Adaptive Cache

The adaptive cache takes a memory budget, one for RAM and one for VRAM, and a min and max slot exponent, which, used as the exponent of both, gives the slot size in bytes. (2 power n bytes.) Given those, the cache generates one line per slot size between min and max (both included), and then build as many slots for that line as the budget permits. The current implementation does split the memory budget equally for each line.

Each line keeps statistics about its usage pattern, hits & misses, and stores its slots in a linked list, with a pointer to the first or LRU slot, and to the last or Most Recently Used (MRU) slot. Every time a slot is used for rendering, it moves to the end of the linked list, becoming the MRU slot.
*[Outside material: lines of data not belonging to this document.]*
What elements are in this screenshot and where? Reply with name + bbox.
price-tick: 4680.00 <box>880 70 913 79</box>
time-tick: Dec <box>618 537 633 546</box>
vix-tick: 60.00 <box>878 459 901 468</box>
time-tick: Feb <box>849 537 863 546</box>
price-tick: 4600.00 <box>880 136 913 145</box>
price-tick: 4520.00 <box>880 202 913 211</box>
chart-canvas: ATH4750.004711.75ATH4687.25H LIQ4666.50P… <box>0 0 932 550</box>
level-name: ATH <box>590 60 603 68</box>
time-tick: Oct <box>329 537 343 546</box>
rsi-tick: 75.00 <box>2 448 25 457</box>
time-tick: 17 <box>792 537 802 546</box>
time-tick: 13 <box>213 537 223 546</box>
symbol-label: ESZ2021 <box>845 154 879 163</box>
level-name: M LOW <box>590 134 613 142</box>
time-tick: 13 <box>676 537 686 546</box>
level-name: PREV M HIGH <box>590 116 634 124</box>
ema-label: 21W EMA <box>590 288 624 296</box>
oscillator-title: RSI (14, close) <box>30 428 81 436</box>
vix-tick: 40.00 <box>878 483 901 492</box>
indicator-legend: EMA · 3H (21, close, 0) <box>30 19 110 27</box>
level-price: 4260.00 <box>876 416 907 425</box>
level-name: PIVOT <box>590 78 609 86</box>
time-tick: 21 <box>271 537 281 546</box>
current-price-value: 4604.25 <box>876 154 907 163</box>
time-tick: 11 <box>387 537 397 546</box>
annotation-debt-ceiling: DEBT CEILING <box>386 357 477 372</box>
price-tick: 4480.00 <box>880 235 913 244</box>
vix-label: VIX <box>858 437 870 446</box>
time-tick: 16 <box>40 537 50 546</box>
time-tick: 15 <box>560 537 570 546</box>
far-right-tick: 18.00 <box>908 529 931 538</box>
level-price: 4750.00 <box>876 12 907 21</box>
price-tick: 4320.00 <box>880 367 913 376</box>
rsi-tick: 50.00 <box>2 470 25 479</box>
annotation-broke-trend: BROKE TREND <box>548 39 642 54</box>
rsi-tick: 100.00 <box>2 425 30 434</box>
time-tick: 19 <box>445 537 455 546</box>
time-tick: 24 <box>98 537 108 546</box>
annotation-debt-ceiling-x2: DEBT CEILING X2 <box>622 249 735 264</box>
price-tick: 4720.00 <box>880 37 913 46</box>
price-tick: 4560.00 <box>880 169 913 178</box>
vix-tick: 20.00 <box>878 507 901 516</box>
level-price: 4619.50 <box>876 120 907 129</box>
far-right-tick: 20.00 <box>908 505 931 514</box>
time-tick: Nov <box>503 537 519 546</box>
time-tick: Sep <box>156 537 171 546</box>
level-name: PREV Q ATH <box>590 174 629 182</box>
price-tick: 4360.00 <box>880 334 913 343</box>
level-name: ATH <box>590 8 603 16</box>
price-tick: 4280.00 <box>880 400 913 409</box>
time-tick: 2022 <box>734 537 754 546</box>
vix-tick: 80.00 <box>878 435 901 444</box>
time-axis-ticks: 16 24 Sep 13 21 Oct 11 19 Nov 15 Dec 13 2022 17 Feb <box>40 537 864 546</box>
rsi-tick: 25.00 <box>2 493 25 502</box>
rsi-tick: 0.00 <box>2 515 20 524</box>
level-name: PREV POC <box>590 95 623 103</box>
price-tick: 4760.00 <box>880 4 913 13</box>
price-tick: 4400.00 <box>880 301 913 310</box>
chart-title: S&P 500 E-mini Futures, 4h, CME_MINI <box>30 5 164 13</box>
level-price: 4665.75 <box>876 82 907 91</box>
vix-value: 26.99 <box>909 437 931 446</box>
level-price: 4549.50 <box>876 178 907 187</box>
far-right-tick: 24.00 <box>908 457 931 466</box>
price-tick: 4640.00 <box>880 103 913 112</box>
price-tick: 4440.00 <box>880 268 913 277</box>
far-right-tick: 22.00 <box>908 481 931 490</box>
From time to time (at user-defined pace) the adaptive cache will collect statistics from all the lines and check whether it needs to adapt. When the cache finds that it must adapt, it finds the line with the most free memory, and removes slots to fill the line with the most memory requirements. The cache does conceptually split and merge slots as required, but in reality it simply deletes the slots and creates new ones with the current implementation. The upcoming one should move some data around to make a contiguous area of a chunk free for the new slot.

I didn't think it was worth implementing a real memory manager at the time, however with the ability of both target APIs to discard a subset of a buffer, the new implementation should be rather close to a real memory manager.

For performance reasons, but somewhat at the expense of safety, the RAM slots are directly filled by the IOModule of the FlExtEngine. Note that the RAM slot may be filled with compressed data, and uncompressed on the fly, making it even more effective since it would store more data.

If you think the system is good, the fact is, as-is, it isn't. There's a situation in which the cache will break and lead the engine to running at likely a single digit frame per second, something nobody would like to happen. When a frame needs more slots than what's available, it'll start what is called cache thrashing. All the slots will be used, then the LRU ones will be filled again, and then in the next frame the first slots to be used will be missing (since they have been overwritten by the last items having been rendered in the last frame), and the cache will have to fill them again. That means that the next set of slots will also be overwritten. It's easy to visualise the whole cache will need be filled every frame for a little while.

The solution to that problem is simple: the slots store a date or frameID, which is updated every time it is used. The cache, when it gets the LRU slot because it's been asked one, checks whether the date/frameID of the slot is different from the current date/frameID, if it's not the case, it does switch from LRU to MRU mode. Because the Vertex Buffer might be queued for rendering by the driver, it's likely the content of the buffer will be copied in a temporary location, in which case the memory budget will be exceeded for a little time and performance might degrade, although not to the point of what would happen if the cache was thrashing.

As I said earlier, the cache does manage both RAM and VRAM, RAM being the scene cache, while the VRAM is the frame cache. When a Renderable is to be drawn, the engine binds the required buffers, and for each of them it'll perform the following operations:

  • Check whether the VRAM slot is ready for use
  • If it is, bind it
  • Otherwise, check whether the RAM slot is ready for use
    • If it is, refill the VRAM slot with the RAM slot content
    • Otherwise, request the IOModule to load the required data into a RAM slot, then fill the VRAM slow with the RAM slot content

Using that scheme, only the missing data is loaded and cached into the RAM, for use in the next frame.